Cuando el pensar se hace independiente y se aísla de las otras facultades anímicas, se vuelve abstracto. Al querer vivirse a sí mismo, el sentimiento se vuelve sentimentalismo, y aparecen las pasiones. Cuando la voluntad se separa del pensar y del sentimiento, los seres humanos caen en actos descontrolados, “no saben lo que hacen”.
¿No son acaso la abstracción, la sed de disfrutar y la violencia, los males que actualmente se extienden en la humanidad? Son fenómenos paralelos a los que producen la tumoración cancerosa, también aquí los procesos se han disociado de un todo armonioso, volviéndose autónomos, y han engendrado la destrucción. Hoy encontramos desviaciones parecidas en el ámbito de la tecnología, de la vida económica y del arte - es decir, en todos los contextos de la vida.

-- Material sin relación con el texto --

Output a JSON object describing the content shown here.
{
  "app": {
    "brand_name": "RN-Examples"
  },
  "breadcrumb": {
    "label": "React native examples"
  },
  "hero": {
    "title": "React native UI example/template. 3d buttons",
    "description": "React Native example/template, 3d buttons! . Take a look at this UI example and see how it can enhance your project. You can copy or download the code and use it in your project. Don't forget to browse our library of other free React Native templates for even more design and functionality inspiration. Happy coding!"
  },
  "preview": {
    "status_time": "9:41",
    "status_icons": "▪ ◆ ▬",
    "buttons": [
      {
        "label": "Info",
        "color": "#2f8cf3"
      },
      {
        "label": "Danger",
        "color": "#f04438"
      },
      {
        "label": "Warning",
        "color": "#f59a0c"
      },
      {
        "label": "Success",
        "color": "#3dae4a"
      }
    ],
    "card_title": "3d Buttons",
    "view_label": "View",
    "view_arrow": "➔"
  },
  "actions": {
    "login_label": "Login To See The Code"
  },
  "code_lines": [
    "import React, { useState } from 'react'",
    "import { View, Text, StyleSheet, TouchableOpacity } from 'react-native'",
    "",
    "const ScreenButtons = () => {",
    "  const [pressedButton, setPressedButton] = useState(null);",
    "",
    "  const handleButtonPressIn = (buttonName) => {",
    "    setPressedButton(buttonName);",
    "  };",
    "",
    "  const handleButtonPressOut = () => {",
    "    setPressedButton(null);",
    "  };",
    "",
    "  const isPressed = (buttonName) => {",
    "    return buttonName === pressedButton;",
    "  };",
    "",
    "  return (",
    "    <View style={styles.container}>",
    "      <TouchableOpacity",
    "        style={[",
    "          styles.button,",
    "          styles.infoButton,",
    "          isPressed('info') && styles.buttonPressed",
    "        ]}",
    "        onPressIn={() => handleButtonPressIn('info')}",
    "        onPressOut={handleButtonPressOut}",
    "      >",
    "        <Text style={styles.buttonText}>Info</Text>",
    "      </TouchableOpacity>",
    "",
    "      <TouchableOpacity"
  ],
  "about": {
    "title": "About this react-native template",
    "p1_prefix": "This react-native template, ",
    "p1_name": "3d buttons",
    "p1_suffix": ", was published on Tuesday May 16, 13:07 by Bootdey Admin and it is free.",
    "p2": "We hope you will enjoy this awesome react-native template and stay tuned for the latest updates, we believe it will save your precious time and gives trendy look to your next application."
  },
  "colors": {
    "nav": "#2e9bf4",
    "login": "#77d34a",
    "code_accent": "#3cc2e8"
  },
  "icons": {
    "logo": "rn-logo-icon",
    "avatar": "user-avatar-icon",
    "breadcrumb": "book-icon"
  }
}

Para que ninguna célula se separe del conjunto del organismo, el ser humano necesita una intensa fuerza formadora. Debe estar “en buena forma” para disponer de las defensas necesarias. Para que el pesar, el sentimiento y la voluntad no se vuelvan autónomos, en detrimento del conjunto, hay que disponer de fuerzas espirituales vigorosas. También aquí el ser humano tiene que estar “en forma”. Es decir, necesita un YO fuerte que tome las riendas de las facultades anímicas que tienden a disociarse, y que debe conducir y mantener en armonía. El ser humano piensa para encontrar la verdad. En su sentimiento, quiere vivir la belleza, en su voluntad quiere hacer el bien. Verdad - belleza - bondad - son las tres fuerzas enraizadas en él, hasta su estructura orgánica. Alguien que las fortalezca y las cultive en sí puede afrontar con coraje a una enfermedad acompañada de la mentira, el miedo y la maldad.